Characterization of methotrexate-modified nanoparticles with FTIR. Fourier transform infrared (FTIR) spectra were acquired using a Nicolet 5-DXB FTIR spectrometer with a resolution of 4 cm⁻¹. To characterize the amine SAM and methotrexate on the nanoparticle surface, 2 mg of dried nanoparticles was added to 200 mg of KBr. The mixture was pressed into a pellet for analysis.

Example 2
Synthesis of Methotrexate-Modified Nanoparticles with PEG Linker

Dulbecco's phosphate buffered saline (PBS), N-Hydroxysuccinimide 97% (NHS), 1-Ethyl-3-(3-dimethylamino-propyl)carbodiimide (EDAC), iron (II) and iron (III) chloride were purchased from Sigma (St. Louis, Mo.). All other solvents were purchased from Fisher Scientific (Hampton, N.H.) or Aldrich (Milwaukee, Wis.).

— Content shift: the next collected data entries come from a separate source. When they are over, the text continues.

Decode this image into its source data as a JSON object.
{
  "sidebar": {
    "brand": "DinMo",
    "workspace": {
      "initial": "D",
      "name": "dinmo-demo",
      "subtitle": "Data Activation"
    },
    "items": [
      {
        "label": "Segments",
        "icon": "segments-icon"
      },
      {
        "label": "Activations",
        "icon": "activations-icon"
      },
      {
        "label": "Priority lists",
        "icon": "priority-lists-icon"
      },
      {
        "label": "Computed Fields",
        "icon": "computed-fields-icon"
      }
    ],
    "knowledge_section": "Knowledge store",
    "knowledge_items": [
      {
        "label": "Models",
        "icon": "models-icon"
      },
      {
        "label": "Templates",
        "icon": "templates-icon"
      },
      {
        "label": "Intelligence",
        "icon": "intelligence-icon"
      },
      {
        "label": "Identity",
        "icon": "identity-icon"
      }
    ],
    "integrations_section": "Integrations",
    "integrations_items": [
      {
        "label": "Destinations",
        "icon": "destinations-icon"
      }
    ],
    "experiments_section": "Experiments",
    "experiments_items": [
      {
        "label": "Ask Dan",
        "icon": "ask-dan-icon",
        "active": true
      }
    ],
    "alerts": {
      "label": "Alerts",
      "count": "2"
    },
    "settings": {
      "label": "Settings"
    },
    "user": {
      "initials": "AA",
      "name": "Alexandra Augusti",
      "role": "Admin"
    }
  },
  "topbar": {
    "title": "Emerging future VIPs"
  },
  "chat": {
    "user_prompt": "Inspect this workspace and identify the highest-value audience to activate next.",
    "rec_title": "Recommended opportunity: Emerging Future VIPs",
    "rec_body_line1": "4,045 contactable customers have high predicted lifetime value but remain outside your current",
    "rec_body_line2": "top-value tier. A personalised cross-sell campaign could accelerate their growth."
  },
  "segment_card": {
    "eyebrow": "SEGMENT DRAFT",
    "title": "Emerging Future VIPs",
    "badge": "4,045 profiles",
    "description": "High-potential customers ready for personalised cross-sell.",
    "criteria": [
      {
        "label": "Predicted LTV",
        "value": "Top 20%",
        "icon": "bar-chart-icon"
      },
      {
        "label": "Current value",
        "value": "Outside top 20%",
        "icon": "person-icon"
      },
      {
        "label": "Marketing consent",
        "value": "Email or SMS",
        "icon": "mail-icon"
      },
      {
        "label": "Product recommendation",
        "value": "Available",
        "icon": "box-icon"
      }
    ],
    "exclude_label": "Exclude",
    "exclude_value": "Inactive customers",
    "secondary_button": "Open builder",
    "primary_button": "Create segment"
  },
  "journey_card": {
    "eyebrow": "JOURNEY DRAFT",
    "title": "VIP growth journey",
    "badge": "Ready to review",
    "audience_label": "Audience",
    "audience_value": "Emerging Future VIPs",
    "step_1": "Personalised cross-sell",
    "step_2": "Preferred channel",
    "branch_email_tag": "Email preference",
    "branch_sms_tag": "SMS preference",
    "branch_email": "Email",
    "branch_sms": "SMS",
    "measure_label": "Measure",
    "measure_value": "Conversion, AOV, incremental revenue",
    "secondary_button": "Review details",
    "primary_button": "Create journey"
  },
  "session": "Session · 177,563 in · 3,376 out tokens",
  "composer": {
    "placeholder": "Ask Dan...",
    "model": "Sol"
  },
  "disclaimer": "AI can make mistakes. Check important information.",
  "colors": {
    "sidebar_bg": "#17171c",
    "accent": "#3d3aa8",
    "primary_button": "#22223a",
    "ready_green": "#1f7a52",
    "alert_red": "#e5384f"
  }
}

Magnetite nanoparticles were synthesized by a co-precipitation method. The acidic iron chloride solution was prepared by dissolution of 3.09 g (24.37 mM) of FeCl₃and 5.2 g (32.06 mM) of FeCl₂in 100 mL of 0.96 M hydrochloric acid solution. The resultant solution was placed in a sonicating bath and stirred for five hours during which time 500 mL of 1.5M NaOH solution was introduced drop-wise via a peristaltic pump. Particle synthesis temperature was controlled by an external water-circulator connected to the sonicating bath containing a solution of 50% ethylene glycol and 50% DI water. To prevent nanoparticles from oxidation following nucleation, nitrogen gas was bubbled into the solution to reduce the oxygen partial pressure. Following the precipitation, the nanoparticles were isolated with a 1″ rare earth magnet, washed three times with deionized water, and resuspended using a Fisher Model 500 ultrasonic dismembrator with a ½″ tip operating at 90% power for 5 minutes. The particles were then magnetically isolated by placing the particles on a rare earth magnet for 2 hours. To ensure the particle stability, the particles were washed and sonicated in 2 M HNO₃in deionized water. The particles were again isolated with a rare earth magnet and washed twice with deionized water. The pH was adjusted to 5 by addition of 1M NaOH. NP-Dextran conjugates (as a control) were synthesized following the published protocol.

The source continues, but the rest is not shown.